The hip-hop film "Junction 48" represents Israel as a racist and violent state, but that did not stop the Tribeca Film Festival from honoring it. In fact, it probably helped.
The movie won its second award, Best International Narrative Feature at the festival Thursday in New York City. It won the Panorama Audience Award for best fiction film at the Berlin International Film Festival in February.
“Junction 48,” which stars mostly Palestinian actors, tells the story of an Arab rapper trying to carve out a career in the city of Lod. The film addresses anti-Arab bias in Israel and the relationship between music and politics.

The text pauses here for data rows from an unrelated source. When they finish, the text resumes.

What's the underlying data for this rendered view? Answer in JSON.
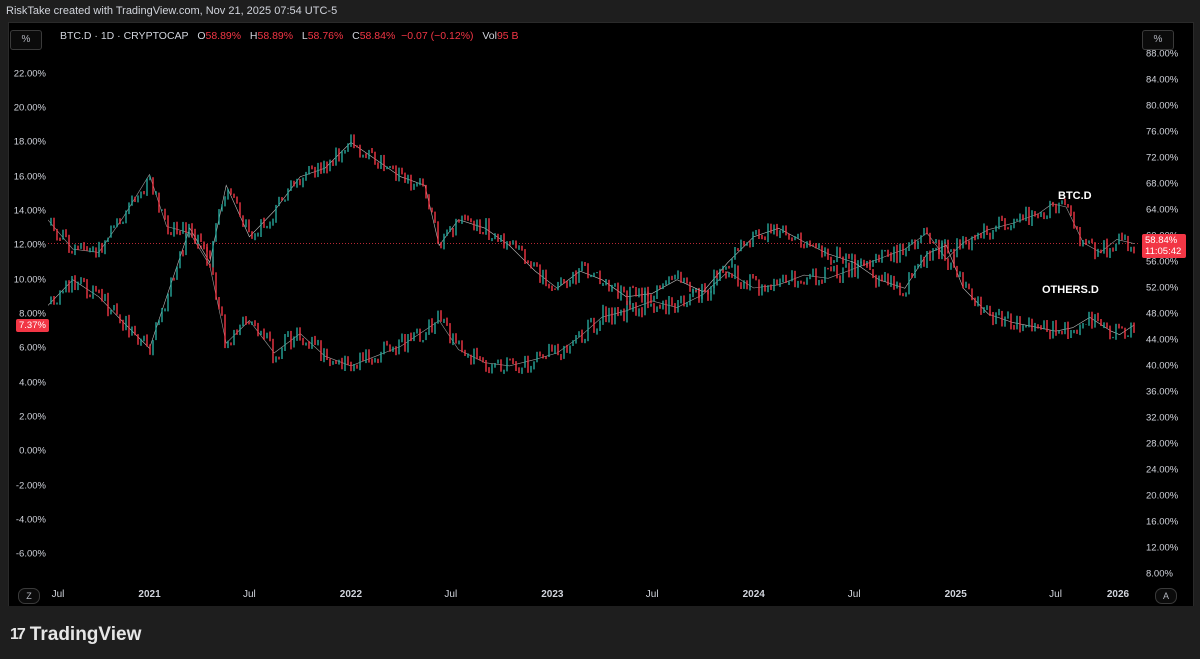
{
  "header": {
    "title": "RiskTake created with TradingView.com, Nov 21, 2025 07:54 UTC-5"
  },
  "buttons": {
    "left_scale": "%",
    "right_scale": "%",
    "z_button": "Z",
    "a_button": "A"
  },
  "legend": {
    "symbol": "BTC.D · 1D · CRYPTOCAP",
    "o_label": "O",
    "o_value": "58.89%",
    "h_label": "H",
    "h_value": "58.89%",
    "l_label": "L",
    "l_value": "58.76%",
    "c_label": "C",
    "c_value": "58.84%",
    "change": "−0.07 (−0.12%)",
    "vol_label": "Vol",
    "vol_value": "95 B"
  },
  "badges": {
    "left_value": "7.37%",
    "right_value": "58.84%",
    "right_time": "11:05:42"
  },
  "series_labels": {
    "btc": "BTC.D",
    "others": "OTHERS.D"
  },
  "footer": {
    "logo_text": "TradingView",
    "logo_mark": "17"
  },
  "colors": {
    "up": "#26a69a",
    "down": "#f23645",
    "others_line": "#e0e0e0",
    "background": "#000000"
  },
  "chart_data": {
    "type": "line",
    "x_tick_labels": [
      "Jul",
      "2021",
      "Jul",
      "2022",
      "Jul",
      "2023",
      "Jul",
      "2024",
      "Jul",
      "2025",
      "Jul",
      "2026"
    ],
    "x_tick_dates": [
      "2020-07-01",
      "2021-01-01",
      "2021-07-01",
      "2022-01-01",
      "2022-07-01",
      "2023-01-01",
      "2023-07-01",
      "2024-01-01",
      "2024-07-01",
      "2025-01-01",
      "2025-07-01",
      "2026-01-01"
    ],
    "x_range": [
      "2020-07-01",
      "2025-12-01"
    ],
    "left_axis": {
      "ticks": [
        "22.00%",
        "20.00%",
        "18.00%",
        "16.00%",
        "14.00%",
        "12.00%",
        "10.00%",
        "8.00%",
        "6.00%",
        "4.00%",
        "2.00%",
        "0.00%",
        "-2.00%",
        "-4.00%",
        "-6.00%"
      ],
      "range": [
        -7.5,
        23.5
      ]
    },
    "right_axis": {
      "ticks": [
        "88.00%",
        "84.00%",
        "80.00%",
        "76.00%",
        "72.00%",
        "68.00%",
        "64.00%",
        "60.00%",
        "56.00%",
        "52.00%",
        "48.00%",
        "44.00%",
        "40.00%",
        "36.00%",
        "32.00%",
        "28.00%",
        "24.00%",
        "20.00%",
        "16.00%",
        "12.00%",
        "8.00%"
      ],
      "range": [
        7,
        89
      ]
    },
    "reference_line_left": 12.1,
    "series": [
      {
        "name": "BTC.D",
        "axis": "right",
        "style": "candles",
        "x": [
          "2020-07-01",
          "2020-08-15",
          "2020-10-01",
          "2020-11-15",
          "2021-01-01",
          "2021-02-01",
          "2021-03-15",
          "2021-04-20",
          "2021-05-20",
          "2021-07-01",
          "2021-08-15",
          "2021-10-01",
          "2021-11-15",
          "2022-01-01",
          "2022-02-15",
          "2022-04-01",
          "2022-05-15",
          "2022-06-10",
          "2022-07-15",
          "2022-09-01",
          "2022-10-15",
          "2022-12-01",
          "2023-01-10",
          "2023-02-20",
          "2023-04-01",
          "2023-05-15",
          "2023-07-01",
          "2023-08-15",
          "2023-10-01",
          "2023-11-15",
          "2024-01-01",
          "2024-02-15",
          "2024-04-01",
          "2024-05-15",
          "2024-07-01",
          "2024-08-15",
          "2024-10-01",
          "2024-11-10",
          "2024-12-15",
          "2025-01-15",
          "2025-03-01",
          "2025-04-15",
          "2025-06-01",
          "2025-06-25",
          "2025-07-20",
          "2025-08-20",
          "2025-09-20",
          "2025-10-20",
          "2025-11-21"
        ],
        "values": [
          62.5,
          58.0,
          57.5,
          63.0,
          69.5,
          61.5,
          60.5,
          55.5,
          43.5,
          47.0,
          42.0,
          45.0,
          41.5,
          40.0,
          41.5,
          43.0,
          45.5,
          47.0,
          42.5,
          40.5,
          40.0,
          41.0,
          42.0,
          44.5,
          47.5,
          48.5,
          50.0,
          49.0,
          51.0,
          54.5,
          52.0,
          52.5,
          54.0,
          53.5,
          55.0,
          56.5,
          58.0,
          60.5,
          56.5,
          59.0,
          61.0,
          62.0,
          63.5,
          65.0,
          64.5,
          59.0,
          57.5,
          59.5,
          58.84
        ]
      },
      {
        "name": "OTHERS.D",
        "axis": "left",
        "style": "candles",
        "x": [
          "2020-07-01",
          "2020-08-15",
          "2020-10-01",
          "2020-11-15",
          "2021-01-01",
          "2021-02-01",
          "2021-03-15",
          "2021-04-20",
          "2021-05-20",
          "2021-07-01",
          "2021-08-15",
          "2021-10-01",
          "2021-11-15",
          "2022-01-01",
          "2022-02-15",
          "2022-04-01",
          "2022-05-15",
          "2022-06-10",
          "2022-07-15",
          "2022-09-01",
          "2022-10-15",
          "2022-12-01",
          "2023-01-10",
          "2023-02-20",
          "2023-04-01",
          "2023-05-15",
          "2023-07-01",
          "2023-08-15",
          "2023-10-01",
          "2023-11-15",
          "2024-01-01",
          "2024-02-15",
          "2024-04-01",
          "2024-05-15",
          "2024-07-01",
          "2024-08-15",
          "2024-10-01",
          "2024-11-10",
          "2024-12-15",
          "2025-01-15",
          "2025-03-01",
          "2025-04-15",
          "2025-06-01",
          "2025-07-01",
          "2025-08-01",
          "2025-09-01",
          "2025-10-10",
          "2025-10-25",
          "2025-11-21"
        ],
        "values": [
          8.5,
          10.0,
          9.0,
          7.5,
          6.0,
          9.0,
          13.0,
          11.0,
          15.5,
          12.5,
          14.0,
          16.0,
          16.5,
          18.0,
          17.0,
          16.0,
          15.5,
          12.0,
          13.5,
          13.0,
          12.0,
          10.5,
          9.5,
          10.5,
          10.0,
          9.0,
          9.2,
          10.0,
          9.3,
          11.0,
          12.5,
          13.0,
          12.2,
          11.5,
          11.0,
          10.0,
          9.5,
          11.5,
          12.0,
          9.5,
          8.0,
          7.5,
          7.2,
          7.0,
          7.2,
          7.8,
          7.0,
          6.8,
          7.37
        ]
      }
    ]
  }
}
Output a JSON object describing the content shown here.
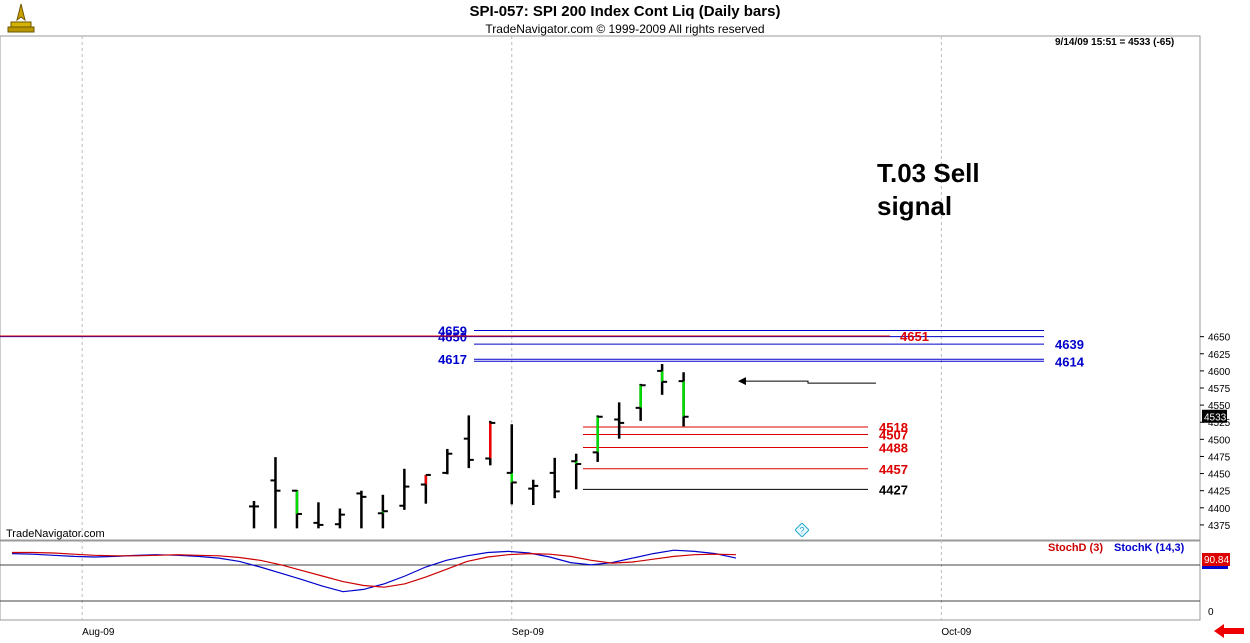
{
  "header": {
    "title": "SPI-057:  SPI 200 Index Cont Liq  (Daily bars)",
    "subtitle": "TradeNavigator.com © 1999-2009 All rights reserved",
    "quote": "9/14/09 15:51 = 4533 (-65)"
  },
  "watermark": "TradeNavigator.com",
  "annotation": {
    "line1": "T.03 Sell",
    "line2": "signal"
  },
  "indicators": {
    "stoch_d_label": "StochD (3)",
    "stoch_k_label": "StochK (14,3)",
    "value_badge": "90.84",
    "axis_zero": "0"
  },
  "colors": {
    "up_bar": "#00dd00",
    "down_bar": "#ee0000",
    "neutral_bar": "#000000",
    "resistance": "#0000cc",
    "support": "#dd0000",
    "stoch_d": "#cc0000",
    "stoch_k": "#0000cc",
    "grid": "#bbbbbb"
  },
  "icons": {
    "logo": "compass-logo-icon",
    "help": "help-diamond-icon",
    "nav": "red-left-arrow-icon"
  },
  "chart_data": {
    "type": "ohlc",
    "title": "SPI-057:  SPI 200 Index Cont Liq  (Daily bars)",
    "ylim": [
      4370,
      4665
    ],
    "y_ticks": [
      4375,
      4400,
      4425,
      4450,
      4475,
      4500,
      4525,
      4550,
      4575,
      4600,
      4625,
      4650
    ],
    "x_ticks": [
      {
        "label": "Aug-09",
        "bar_index": -8
      },
      {
        "label": "Sep-09",
        "bar_index": 12
      },
      {
        "label": "Oct-09",
        "bar_index": 32
      }
    ],
    "last_price": "4533",
    "bars": [
      {
        "o": 4402,
        "h": 4410,
        "l": 4370,
        "c": 4402,
        "color": "neutral"
      },
      {
        "o": 4440,
        "h": 4474,
        "l": 4370,
        "c": 4425,
        "color": "neutral"
      },
      {
        "o": 4425,
        "h": 4426,
        "l": 4370,
        "c": 4391,
        "color": "up"
      },
      {
        "o": 4378,
        "h": 4408,
        "l": 4370,
        "c": 4375,
        "color": "neutral"
      },
      {
        "o": 4376,
        "h": 4399,
        "l": 4370,
        "c": 4390,
        "color": "neutral"
      },
      {
        "o": 4421,
        "h": 4425,
        "l": 4370,
        "c": 4416,
        "color": "neutral"
      },
      {
        "o": 4392,
        "h": 4419,
        "l": 4370,
        "c": 4395,
        "color": "up"
      },
      {
        "o": 4403,
        "h": 4457,
        "l": 4397,
        "c": 4431,
        "color": "neutral"
      },
      {
        "o": 4434,
        "h": 4448,
        "l": 4406,
        "c": 4448,
        "color": "down"
      },
      {
        "o": 4451,
        "h": 4486,
        "l": 4449,
        "c": 4479,
        "color": "neutral"
      },
      {
        "o": 4501,
        "h": 4535,
        "l": 4458,
        "c": 4470,
        "color": "neutral"
      },
      {
        "o": 4472,
        "h": 4527,
        "l": 4462,
        "c": 4524,
        "color": "down"
      },
      {
        "o": 4451,
        "h": 4522,
        "l": 4405,
        "c": 4437,
        "color": "up"
      },
      {
        "o": 4428,
        "h": 4441,
        "l": 4404,
        "c": 4432,
        "color": "neutral"
      },
      {
        "o": 4451,
        "h": 4473,
        "l": 4414,
        "c": 4424,
        "color": "neutral"
      },
      {
        "o": 4468,
        "h": 4479,
        "l": 4427,
        "c": 4464,
        "color": "up"
      },
      {
        "o": 4481,
        "h": 4535,
        "l": 4467,
        "c": 4533,
        "color": "up"
      },
      {
        "o": 4529,
        "h": 4554,
        "l": 4501,
        "c": 4524,
        "color": "neutral"
      },
      {
        "o": 4546,
        "h": 4581,
        "l": 4527,
        "c": 4579,
        "color": "up"
      },
      {
        "o": 4600,
        "h": 4610,
        "l": 4565,
        "c": 4584,
        "color": "up"
      },
      {
        "o": 4585,
        "h": 4598,
        "l": 4519,
        "c": 4533,
        "color": "up"
      }
    ],
    "levels": [
      {
        "value": 4659,
        "label": "4659",
        "color": "resistance",
        "side": "left"
      },
      {
        "value": 4650,
        "label": "4650",
        "color": "resistance",
        "side": "left"
      },
      {
        "value": 4651,
        "label": "4651",
        "color": "support",
        "side": "right"
      },
      {
        "value": 4639,
        "label": "4639",
        "color": "resistance",
        "side": "right"
      },
      {
        "value": 4617,
        "label": "4617",
        "color": "resistance",
        "side": "left"
      },
      {
        "value": 4614,
        "label": "4614",
        "color": "resistance",
        "side": "right"
      },
      {
        "value": 4518,
        "label": "4518",
        "color": "support",
        "side": "right"
      },
      {
        "value": 4507,
        "label": "4507",
        "color": "support",
        "side": "right"
      },
      {
        "value": 4488,
        "label": "4488",
        "color": "support",
        "side": "right"
      },
      {
        "value": 4457,
        "label": "4457",
        "color": "support",
        "side": "right"
      },
      {
        "value": 4427,
        "label": "4427",
        "color": "neutral",
        "side": "right"
      }
    ],
    "annotation_price": 4585,
    "stochastic": {
      "ylim": [
        0,
        100
      ],
      "stoch_d": [
        92,
        92,
        91,
        89,
        87,
        86,
        86,
        87,
        88,
        87,
        86,
        83,
        78,
        70,
        60,
        50,
        40,
        33,
        30,
        36,
        48,
        62,
        76,
        84,
        88,
        90,
        89,
        85,
        78,
        73,
        75,
        80,
        85,
        88,
        89,
        88
      ],
      "stoch_k": [
        90,
        89,
        87,
        85,
        84,
        85,
        87,
        88,
        87,
        85,
        82,
        76,
        66,
        55,
        44,
        32,
        22,
        26,
        36,
        50,
        66,
        78,
        86,
        92,
        94,
        91,
        84,
        74,
        70,
        74,
        82,
        90,
        96,
        94,
        90,
        82
      ]
    }
  }
}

The movie is unsubtle in its bashing of Israel -- likely the reason the Tribeca judges rewarded it.
Director Udi Aloni has made no secret of his negative views on Israel. He remarked that Germany should not supply submarines to Israel given its “fascist” government.
Aloni said he was against Israel’s government, not the state itself and argued that Prime Minister Benjamin Netanyahu spreads hatred.
The government’s racial segregation tops that of South Africa’s apartheid, the film director said.
A country that included both Palestinians and Israeli Jews “would liberate Israel from Zionism,” Aloni told Yedioth Achronoth in a 2010 interview.
“Instead of the dream of a Jewish state, we need to broaden this dream to Jews and Palestinians,” he commented.
Israel “is like Pakistan, which was founded by secular Muslims but gradually became a Taliban state as they lost control of power,” Aloni went on. “The same thing is happening in Israel.”
However, Pakistan is not surrounded by states sworn to wipe it off the map. Practitioners of Pakistan’s majority faith are not called apes and smeared with blood libel. Whatever Pakistan’s many problems, indiscriminate rocket attacks on residential neighborhoods is not one of them.
Israeli Culture and Sports Minister Miri Regev pushed back saying Aloni’s statements are “the ultimate proof that artists who undermine the country, who smear it and attack its legitimacy should not be funded at the taxpayer’s expense.”
“Junction 48” will be screened on Sunday in Manhattan at the Regal Cinemas Battery Park 11.
Actress Samar Qupty remarked, "It's still a revolutionary movie because it doesn't talk about the way we Palestinians are usually represented in the world.”
"We are representing ourselves by the new generation without trying to prove anything to anyone, with our 'goods' and 'bads'," she told Reuters.